A fome que ameaça mais de cinco milhões de nigerianos deverá ser a prioridade da junta que tomou o poder no Níger. Mamadou Tandja, o prresidente destituído, negava a existência da situação da fome no país.
«A prioridade das prioridades para o Conselho Supremo para a Restauração da Democracia e Paz (CSRD, junta militar) é assistir as populações nigerianas confrontadas com problemas alimentares e encontrar soluções urgentes para a fome que poderá instalar-se no país se não se controlar esta situação», indicou na quarta-feira, 24 de Fevereiro, Djibo Hamani, professor-investigador na Universidade Abdou Moumouni de Niamey.
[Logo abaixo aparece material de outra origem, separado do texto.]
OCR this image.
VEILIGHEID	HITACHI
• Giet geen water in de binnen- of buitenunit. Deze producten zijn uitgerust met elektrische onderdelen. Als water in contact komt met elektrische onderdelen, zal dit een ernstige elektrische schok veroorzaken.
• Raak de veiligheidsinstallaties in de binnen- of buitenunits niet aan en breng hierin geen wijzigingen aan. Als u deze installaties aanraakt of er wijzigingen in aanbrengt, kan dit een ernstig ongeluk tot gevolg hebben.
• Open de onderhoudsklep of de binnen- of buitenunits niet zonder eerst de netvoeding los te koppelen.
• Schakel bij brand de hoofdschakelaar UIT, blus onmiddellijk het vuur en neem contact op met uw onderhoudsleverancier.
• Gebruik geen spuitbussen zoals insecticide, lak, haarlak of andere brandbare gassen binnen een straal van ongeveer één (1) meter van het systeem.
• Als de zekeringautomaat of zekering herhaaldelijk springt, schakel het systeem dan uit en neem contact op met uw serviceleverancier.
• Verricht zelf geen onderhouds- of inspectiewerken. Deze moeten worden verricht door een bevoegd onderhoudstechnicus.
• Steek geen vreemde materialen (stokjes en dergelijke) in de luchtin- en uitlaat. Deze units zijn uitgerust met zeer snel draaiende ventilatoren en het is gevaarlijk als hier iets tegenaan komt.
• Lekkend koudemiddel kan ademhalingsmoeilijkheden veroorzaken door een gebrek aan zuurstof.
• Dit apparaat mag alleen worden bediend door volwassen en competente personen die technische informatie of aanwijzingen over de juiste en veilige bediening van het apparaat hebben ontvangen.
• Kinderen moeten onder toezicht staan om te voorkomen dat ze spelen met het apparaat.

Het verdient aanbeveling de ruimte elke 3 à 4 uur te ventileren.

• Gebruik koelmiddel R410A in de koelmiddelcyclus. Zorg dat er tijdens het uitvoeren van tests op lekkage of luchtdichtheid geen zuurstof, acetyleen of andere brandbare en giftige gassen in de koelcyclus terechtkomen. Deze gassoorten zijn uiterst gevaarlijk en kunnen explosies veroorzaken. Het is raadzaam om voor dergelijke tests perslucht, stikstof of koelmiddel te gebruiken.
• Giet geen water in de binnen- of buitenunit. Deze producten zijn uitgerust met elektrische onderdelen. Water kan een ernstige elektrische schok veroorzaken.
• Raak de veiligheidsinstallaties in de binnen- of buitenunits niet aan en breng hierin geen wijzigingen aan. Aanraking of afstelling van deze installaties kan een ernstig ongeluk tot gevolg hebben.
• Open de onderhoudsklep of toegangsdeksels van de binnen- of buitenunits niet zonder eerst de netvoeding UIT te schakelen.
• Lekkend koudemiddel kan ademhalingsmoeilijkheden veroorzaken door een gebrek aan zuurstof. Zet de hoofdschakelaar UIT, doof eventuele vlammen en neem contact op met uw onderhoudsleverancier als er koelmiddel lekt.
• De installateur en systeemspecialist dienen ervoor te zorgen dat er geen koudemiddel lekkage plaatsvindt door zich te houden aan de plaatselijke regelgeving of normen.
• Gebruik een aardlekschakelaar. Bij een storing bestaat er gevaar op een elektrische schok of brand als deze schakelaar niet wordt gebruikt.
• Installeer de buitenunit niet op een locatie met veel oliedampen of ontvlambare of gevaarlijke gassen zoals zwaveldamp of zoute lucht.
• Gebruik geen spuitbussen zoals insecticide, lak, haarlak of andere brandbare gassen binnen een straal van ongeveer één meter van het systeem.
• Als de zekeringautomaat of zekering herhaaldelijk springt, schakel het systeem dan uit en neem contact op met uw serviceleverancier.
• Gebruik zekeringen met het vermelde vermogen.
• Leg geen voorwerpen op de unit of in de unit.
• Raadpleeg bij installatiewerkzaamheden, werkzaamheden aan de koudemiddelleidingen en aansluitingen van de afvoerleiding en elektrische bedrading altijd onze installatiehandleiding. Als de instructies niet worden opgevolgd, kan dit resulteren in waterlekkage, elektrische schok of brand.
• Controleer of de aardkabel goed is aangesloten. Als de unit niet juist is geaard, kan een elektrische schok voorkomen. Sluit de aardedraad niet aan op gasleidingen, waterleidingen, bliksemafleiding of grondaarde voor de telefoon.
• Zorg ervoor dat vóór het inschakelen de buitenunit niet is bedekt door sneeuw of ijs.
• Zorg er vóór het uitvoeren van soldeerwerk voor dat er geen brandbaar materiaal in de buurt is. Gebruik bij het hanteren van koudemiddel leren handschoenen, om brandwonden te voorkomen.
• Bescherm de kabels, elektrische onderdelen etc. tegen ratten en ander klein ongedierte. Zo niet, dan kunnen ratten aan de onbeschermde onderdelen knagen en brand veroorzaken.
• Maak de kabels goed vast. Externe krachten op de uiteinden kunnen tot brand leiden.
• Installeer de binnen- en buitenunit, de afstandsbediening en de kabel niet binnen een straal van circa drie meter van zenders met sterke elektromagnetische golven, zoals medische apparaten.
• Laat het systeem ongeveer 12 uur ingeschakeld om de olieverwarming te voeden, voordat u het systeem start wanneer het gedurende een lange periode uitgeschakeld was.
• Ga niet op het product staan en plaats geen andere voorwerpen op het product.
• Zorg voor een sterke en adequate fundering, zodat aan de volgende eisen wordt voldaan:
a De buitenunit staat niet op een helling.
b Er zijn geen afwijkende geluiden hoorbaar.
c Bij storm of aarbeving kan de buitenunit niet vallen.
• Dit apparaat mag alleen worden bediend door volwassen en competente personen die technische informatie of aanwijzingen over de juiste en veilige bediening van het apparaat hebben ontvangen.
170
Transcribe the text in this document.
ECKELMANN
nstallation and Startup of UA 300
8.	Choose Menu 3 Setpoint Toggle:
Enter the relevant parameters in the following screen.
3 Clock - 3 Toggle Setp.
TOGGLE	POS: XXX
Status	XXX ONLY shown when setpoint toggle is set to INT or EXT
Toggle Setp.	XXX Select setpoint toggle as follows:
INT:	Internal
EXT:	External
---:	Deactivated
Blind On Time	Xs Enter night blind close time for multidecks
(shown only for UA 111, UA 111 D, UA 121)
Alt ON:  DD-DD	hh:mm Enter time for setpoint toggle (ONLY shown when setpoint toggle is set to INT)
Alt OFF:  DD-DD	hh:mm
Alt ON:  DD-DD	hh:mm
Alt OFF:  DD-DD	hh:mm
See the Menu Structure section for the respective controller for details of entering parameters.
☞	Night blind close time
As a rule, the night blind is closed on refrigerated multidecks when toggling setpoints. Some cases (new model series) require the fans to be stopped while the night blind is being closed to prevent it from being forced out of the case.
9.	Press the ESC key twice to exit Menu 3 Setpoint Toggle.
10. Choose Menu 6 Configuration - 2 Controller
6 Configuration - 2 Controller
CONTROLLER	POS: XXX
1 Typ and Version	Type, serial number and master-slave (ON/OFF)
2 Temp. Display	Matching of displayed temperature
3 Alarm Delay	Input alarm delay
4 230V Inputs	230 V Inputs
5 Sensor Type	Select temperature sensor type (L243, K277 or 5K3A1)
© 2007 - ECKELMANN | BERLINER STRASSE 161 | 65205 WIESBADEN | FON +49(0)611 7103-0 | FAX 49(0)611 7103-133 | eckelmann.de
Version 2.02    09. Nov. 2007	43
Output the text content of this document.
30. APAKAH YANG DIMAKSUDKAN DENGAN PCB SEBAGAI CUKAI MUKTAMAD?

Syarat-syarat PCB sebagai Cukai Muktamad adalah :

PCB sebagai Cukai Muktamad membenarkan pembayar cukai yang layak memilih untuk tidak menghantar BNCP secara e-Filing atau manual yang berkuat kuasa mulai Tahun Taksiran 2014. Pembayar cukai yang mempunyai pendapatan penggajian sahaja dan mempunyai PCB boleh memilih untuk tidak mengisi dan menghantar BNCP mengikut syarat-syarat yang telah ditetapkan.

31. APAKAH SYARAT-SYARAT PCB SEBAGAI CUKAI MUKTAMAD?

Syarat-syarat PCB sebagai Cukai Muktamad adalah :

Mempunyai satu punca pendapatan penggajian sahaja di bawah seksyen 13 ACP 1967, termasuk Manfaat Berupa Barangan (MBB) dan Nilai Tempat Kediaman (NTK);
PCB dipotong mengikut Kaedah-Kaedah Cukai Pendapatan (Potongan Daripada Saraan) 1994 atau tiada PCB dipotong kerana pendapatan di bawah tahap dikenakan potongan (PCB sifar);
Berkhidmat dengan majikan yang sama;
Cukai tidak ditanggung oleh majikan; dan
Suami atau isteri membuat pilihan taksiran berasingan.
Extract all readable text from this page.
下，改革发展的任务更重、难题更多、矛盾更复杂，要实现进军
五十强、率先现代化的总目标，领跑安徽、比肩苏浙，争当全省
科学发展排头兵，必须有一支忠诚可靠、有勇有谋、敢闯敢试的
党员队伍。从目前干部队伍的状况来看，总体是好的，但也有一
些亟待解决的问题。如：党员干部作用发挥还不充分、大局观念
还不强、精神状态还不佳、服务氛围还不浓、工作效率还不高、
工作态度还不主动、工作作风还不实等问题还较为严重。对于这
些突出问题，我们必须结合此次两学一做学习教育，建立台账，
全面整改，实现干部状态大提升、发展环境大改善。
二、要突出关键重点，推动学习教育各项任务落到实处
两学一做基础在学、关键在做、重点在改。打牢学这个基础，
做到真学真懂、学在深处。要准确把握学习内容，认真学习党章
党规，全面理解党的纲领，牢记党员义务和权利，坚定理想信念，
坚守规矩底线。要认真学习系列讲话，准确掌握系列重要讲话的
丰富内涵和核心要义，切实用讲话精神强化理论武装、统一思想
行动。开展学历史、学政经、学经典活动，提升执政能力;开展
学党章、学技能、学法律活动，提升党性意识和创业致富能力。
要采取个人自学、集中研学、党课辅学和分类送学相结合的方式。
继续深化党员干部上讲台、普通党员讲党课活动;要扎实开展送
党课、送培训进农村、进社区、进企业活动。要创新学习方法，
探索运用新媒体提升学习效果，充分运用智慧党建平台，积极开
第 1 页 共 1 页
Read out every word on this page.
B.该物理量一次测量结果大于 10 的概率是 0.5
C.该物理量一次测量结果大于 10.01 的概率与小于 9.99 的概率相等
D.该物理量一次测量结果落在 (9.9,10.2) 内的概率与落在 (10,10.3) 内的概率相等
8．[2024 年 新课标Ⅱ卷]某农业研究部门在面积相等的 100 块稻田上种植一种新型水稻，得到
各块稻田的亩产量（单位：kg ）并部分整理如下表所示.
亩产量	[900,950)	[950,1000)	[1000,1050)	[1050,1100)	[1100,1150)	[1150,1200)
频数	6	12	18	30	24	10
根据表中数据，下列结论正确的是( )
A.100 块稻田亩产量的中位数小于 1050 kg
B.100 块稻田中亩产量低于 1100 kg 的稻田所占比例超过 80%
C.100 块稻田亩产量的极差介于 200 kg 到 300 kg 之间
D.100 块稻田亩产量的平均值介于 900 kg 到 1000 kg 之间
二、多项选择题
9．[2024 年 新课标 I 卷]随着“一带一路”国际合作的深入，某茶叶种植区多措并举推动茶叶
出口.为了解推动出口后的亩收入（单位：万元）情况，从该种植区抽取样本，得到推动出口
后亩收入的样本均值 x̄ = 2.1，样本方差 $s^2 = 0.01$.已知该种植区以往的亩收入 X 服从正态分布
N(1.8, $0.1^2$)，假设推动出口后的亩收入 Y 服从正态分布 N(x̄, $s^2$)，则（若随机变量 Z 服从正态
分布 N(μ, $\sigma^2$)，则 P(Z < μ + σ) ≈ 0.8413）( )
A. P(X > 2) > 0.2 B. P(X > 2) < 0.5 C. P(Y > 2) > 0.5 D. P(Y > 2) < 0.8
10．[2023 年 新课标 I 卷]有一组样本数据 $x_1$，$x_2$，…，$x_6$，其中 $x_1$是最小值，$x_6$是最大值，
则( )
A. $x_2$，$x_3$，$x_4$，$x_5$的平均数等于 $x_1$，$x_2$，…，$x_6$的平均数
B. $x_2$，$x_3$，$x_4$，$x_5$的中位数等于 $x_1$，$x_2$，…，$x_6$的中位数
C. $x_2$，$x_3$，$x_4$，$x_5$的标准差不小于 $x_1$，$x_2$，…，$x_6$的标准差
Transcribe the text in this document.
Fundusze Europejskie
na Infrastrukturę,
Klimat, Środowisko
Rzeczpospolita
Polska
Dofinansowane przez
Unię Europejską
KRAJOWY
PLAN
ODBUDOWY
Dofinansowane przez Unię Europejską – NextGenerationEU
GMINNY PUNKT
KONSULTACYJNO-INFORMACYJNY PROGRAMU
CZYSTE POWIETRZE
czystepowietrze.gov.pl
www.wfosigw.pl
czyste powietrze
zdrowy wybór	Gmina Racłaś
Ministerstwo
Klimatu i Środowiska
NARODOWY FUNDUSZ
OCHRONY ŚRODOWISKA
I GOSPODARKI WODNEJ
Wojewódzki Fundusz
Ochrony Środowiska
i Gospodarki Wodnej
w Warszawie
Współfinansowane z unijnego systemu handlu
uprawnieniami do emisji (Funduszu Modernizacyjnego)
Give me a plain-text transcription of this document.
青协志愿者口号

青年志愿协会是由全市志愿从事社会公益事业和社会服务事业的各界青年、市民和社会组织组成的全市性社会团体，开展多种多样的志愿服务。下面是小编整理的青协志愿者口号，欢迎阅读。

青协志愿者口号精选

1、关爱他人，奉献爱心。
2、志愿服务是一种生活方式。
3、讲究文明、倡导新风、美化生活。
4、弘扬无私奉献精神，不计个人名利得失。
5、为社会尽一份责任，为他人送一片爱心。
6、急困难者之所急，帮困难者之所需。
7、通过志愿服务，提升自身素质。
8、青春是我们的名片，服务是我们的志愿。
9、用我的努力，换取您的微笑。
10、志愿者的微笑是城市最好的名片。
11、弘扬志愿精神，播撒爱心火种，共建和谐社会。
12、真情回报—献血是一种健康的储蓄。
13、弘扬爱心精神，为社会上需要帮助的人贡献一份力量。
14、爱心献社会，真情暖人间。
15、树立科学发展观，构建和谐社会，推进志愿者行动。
Segundo um inquérito nacional, um lar em cada cinco (2,7 milhões de pessoas) encontra-se numa situação de grande vulnerabilidade alimentar. Duas em cada cinco nigerianos (5,1 milhões) estão em situação de vulnerabilidade moderada. Mais da metade da população estima ter menos de dois meses de provisões alimentares até às próximas colheitas esperadas em Outubro de 2010.
A Junta também instou os meios de comunicação a apoiá-la na sua vontade de reconciliar os nigerianos e a trabalhar para a instauração de um clima de paz.
O porta-voz do CSRD, o coronel Goukoye Karimou, disse que é indispensável na fase actual do país criar as condições de um apaziguamento do clima sociopolítico.
O CSRD tomou o poder na passada quinta-feira, 18 de Fevereiro, ao derrubar o Presidente Mamadou Tandja, cujas tentativas de permanecer à frente do país após o fim dos seus dois mandatos constitucionais de cinco anos acabaram por instaurar uma grave crise no Níger.